Als sie fort war, fand ich es nicht zum Aushalten einsam in unsern vier Wänden. »Nimm dich in acht,« sagte meine liebe Alte neckend, »du hast dich in das Kind verliebt.« – »Meiner Treu,« gab ich zur Antwort, »es kommt mir fast auch so vor.«

Kaum waren die Wellenkreise, welche Noras Erscheinung auf der einförmig-stillen Oberfläche unseres Zweisiedlerlebens hervorgerufen hatte, verzittert, als eine zweite, nicht minder liebe Störung eintrat. Ich hatte mir soeben aus den Morgenzeitungen die Überzeugung geholt, daß drüben im Seinebabel der nachgerade kläterig gewordene Bonapartismus oder Verhuellismus wieder mal auf einen großen »Coup« sinnen müßte, so er sich noch länger auf den wassersüchtigen Beinen halten wollte, als mitten in meine nicht eben angenehmen Gedankenzirkel die willkommenste Überraschung trat in der Person unseres Freundes Hellmuth. Ja, er war es. Freilich ohne das, was seine Tochter mir unlängst über ihn geschrieben, hätt' ich Mühe gehabt, den alten lieben Freund wiederzuerkennen. Er machte mir den Eindruck einer hoch und stolz ragenden, aber entblätterten Eiche. Die Gestalt fest und aufrecht, ungebeugt, geschweige gebrochen. In den Zügen etwas Strenges, Starres, nicht Abstoßendes, aber doch Zurückweisendes. Es steht darauf geschrieben: »Laßt mich unbehelligt!« Der düster-kalte Blick scheint das Aufleuchten verlernt zu haben, und der festgeschlossene Mund, der, sozusagen, recht generalisch aussieht, scheint sich nur noch öffnen zu wollen, um kurze Befehlsworte auszusprechen. Ich habe mir jedoch das alles erst nachmals so zurechtgelegt, denn der erste Eindruck seiner Erscheinung auf mich war ein ganz verworrener.

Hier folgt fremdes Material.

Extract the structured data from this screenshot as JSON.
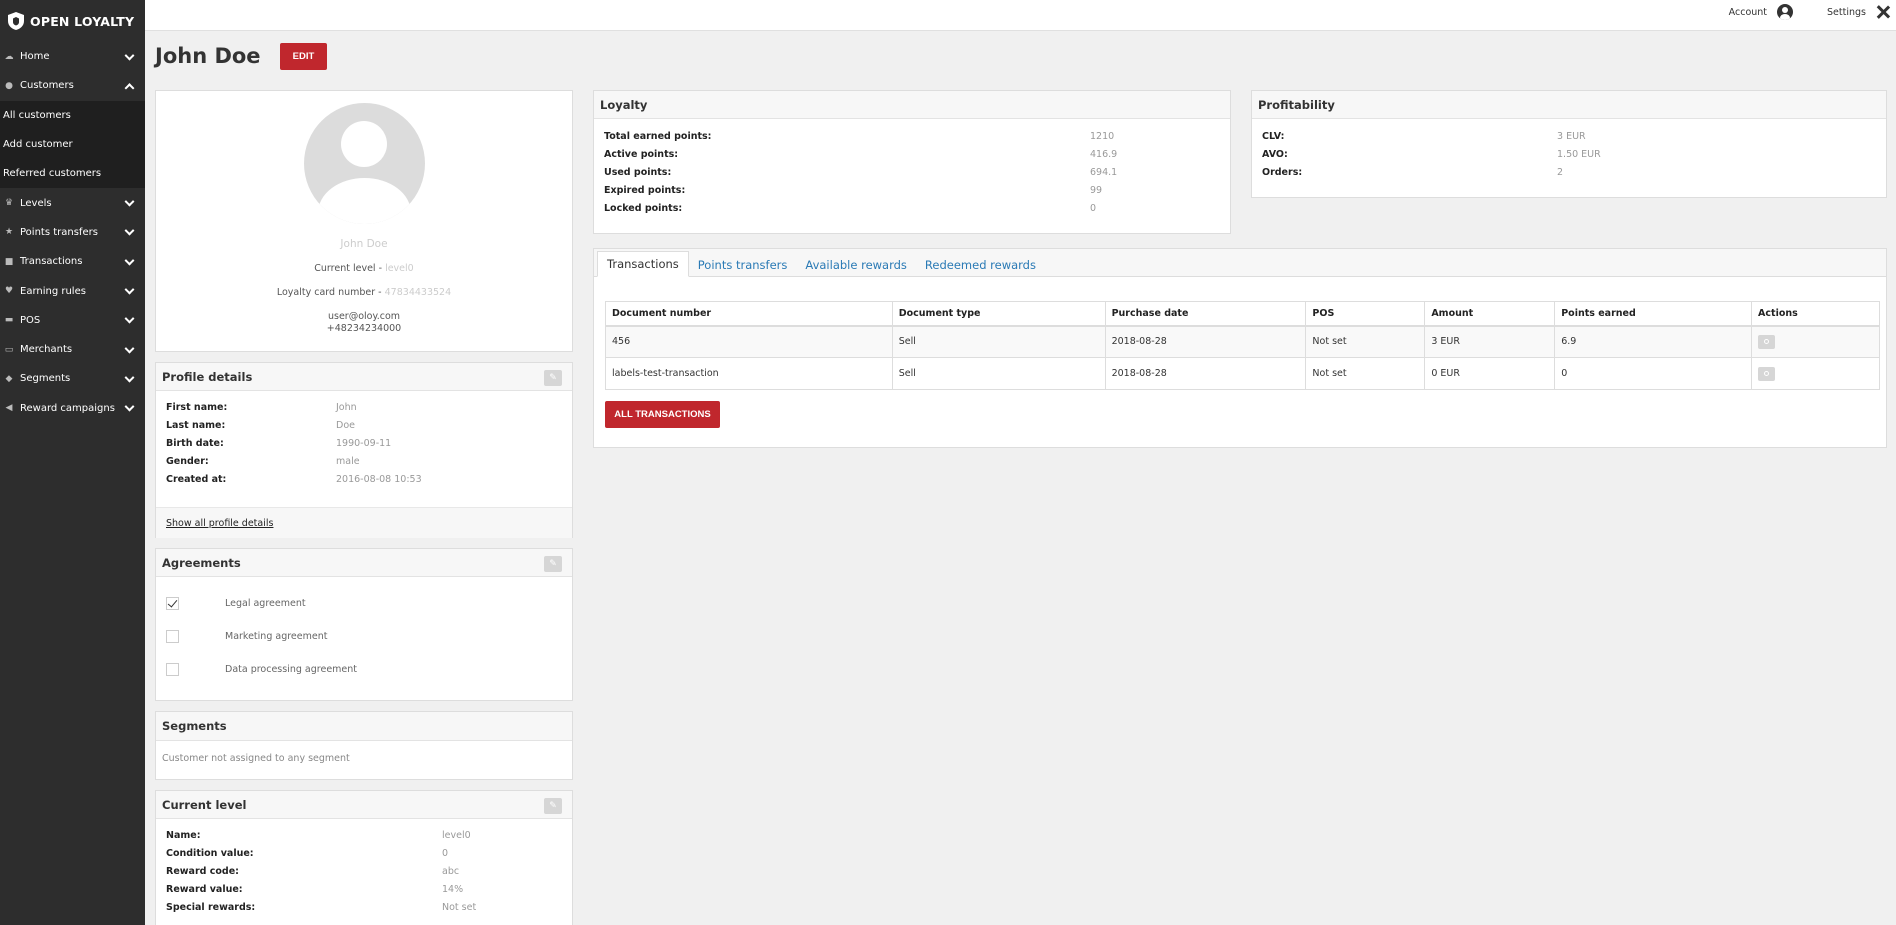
{
  "brand": {
    "name": "OPEN LOYALTY"
  },
  "sidebar": {
    "items": [
      {
        "label": "Home",
        "icon": "cloud-icon",
        "expanded": false
      },
      {
        "label": "Customers",
        "icon": "users-icon",
        "expanded": true
      },
      {
        "label": "Levels",
        "icon": "trophy-icon",
        "expanded": false
      },
      {
        "label": "Points transfers",
        "icon": "star-icon",
        "expanded": false
      },
      {
        "label": "Transactions",
        "icon": "briefcase-icon",
        "expanded": false
      },
      {
        "label": "Earning rules",
        "icon": "heart-icon",
        "expanded": false
      },
      {
        "label": "POS",
        "icon": "pos-icon",
        "expanded": false
      },
      {
        "label": "Merchants",
        "icon": "merchant-icon",
        "expanded": false
      },
      {
        "label": "Segments",
        "icon": "tag-icon",
        "expanded": false
      },
      {
        "label": "Reward campaigns",
        "icon": "megaphone-icon",
        "expanded": false
      }
    ],
    "customers_sub": [
      "All customers",
      "Add customer",
      "Referred customers"
    ]
  },
  "topbar": {
    "account": "Account",
    "settings": "Settings"
  },
  "header": {
    "title": "John Doe",
    "edit": "EDIT"
  },
  "profile": {
    "name": "John Doe",
    "level_label": "Current level -",
    "level_value": "level0",
    "card_label": "Loyalty card number -",
    "card_value": "47834433524",
    "email": "user@oloy.com",
    "phone": "+48234234000"
  },
  "profile_details": {
    "title": "Profile details",
    "rows": [
      {
        "k": "First name:",
        "v": "John"
      },
      {
        "k": "Last name:",
        "v": "Doe"
      },
      {
        "k": "Birth date:",
        "v": "1990-09-11"
      },
      {
        "k": "Gender:",
        "v": "male"
      },
      {
        "k": "Created at:",
        "v": "2016-08-08 10:53"
      }
    ],
    "show_all": "Show all profile details"
  },
  "agreements": {
    "title": "Agreements",
    "items": [
      {
        "label": "Legal agreement",
        "checked": true
      },
      {
        "label": "Marketing agreement",
        "checked": false
      },
      {
        "label": "Data processing agreement",
        "checked": false
      }
    ]
  },
  "segments": {
    "title": "Segments",
    "text": "Customer not assigned to any segment"
  },
  "current_level": {
    "title": "Current level",
    "rows": [
      {
        "k": "Name:",
        "v": "level0"
      },
      {
        "k": "Condition value:",
        "v": "0"
      },
      {
        "k": "Reward code:",
        "v": "abc"
      },
      {
        "k": "Reward value:",
        "v": "14%"
      },
      {
        "k": "Special rewards:",
        "v": "Not set"
      }
    ]
  },
  "loyalty": {
    "title": "Loyalty",
    "rows": [
      {
        "k": "Total earned points:",
        "v": "1210"
      },
      {
        "k": "Active points:",
        "v": "416.9"
      },
      {
        "k": "Used points:",
        "v": "694.1"
      },
      {
        "k": "Expired points:",
        "v": "99"
      },
      {
        "k": "Locked points:",
        "v": "0"
      }
    ]
  },
  "profitability": {
    "title": "Profitability",
    "rows": [
      {
        "k": "CLV:",
        "v": "3 EUR"
      },
      {
        "k": "AVO:",
        "v": "1.50 EUR"
      },
      {
        "k": "Orders:",
        "v": "2"
      }
    ]
  },
  "tabs": [
    "Transactions",
    "Points transfers",
    "Available rewards",
    "Redeemed rewards"
  ],
  "transactions": {
    "columns": [
      "Document number",
      "Document type",
      "Purchase date",
      "POS",
      "Amount",
      "Points earned",
      "Actions"
    ],
    "rows": [
      [
        "456",
        "Sell",
        "2018-08-28",
        "Not set",
        "3 EUR",
        "6.9"
      ],
      [
        "labels-test-transaction",
        "Sell",
        "2018-08-28",
        "Not set",
        "0 EUR",
        "0"
      ]
    ],
    "all_button": "ALL TRANSACTIONS"
  },
  "colors": {
    "accent": "#c0272d",
    "sidebar": "#2d2d2d",
    "link": "#2a7ab5"
  }
}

Nämlich ich übersah zuerst alles andere ob dem allerdings auffallend seltsamen Kontrast zwischen dem Grauweiß von des Freundes Bart und dem Tiefschwarz seiner Brauen und seines Haupthaars, und einer leicht begreiflichen Ideenverbindung zufolge rief diese Seltsamkeit mir sofort Dora und ihr Gotthardsabenteuer in die Erinnerung zurück. Übrigens fand ich, daß der Kontrast zwar beim ersten Anblick etwas Verblüffendes, dann aber weiter nichts Störsames oder gar Mißfälliges hat. Unser Freund ist auch weit entfernt, greisenhaft auszusehen. Das Vollgepräge der Kraft, welches seine Persönlichkeit früher kennzeichnete, hat nicht viel von seiner Schärfe verloren. Man erkennt unschwer, daß man einen Mann vor sich hat, welcher seit lange nichts mehr fürchtet, weil er seit lange nichts mehr hofft, und dem darum kein Schicksal mehr zu einem Schrecksal werden kann.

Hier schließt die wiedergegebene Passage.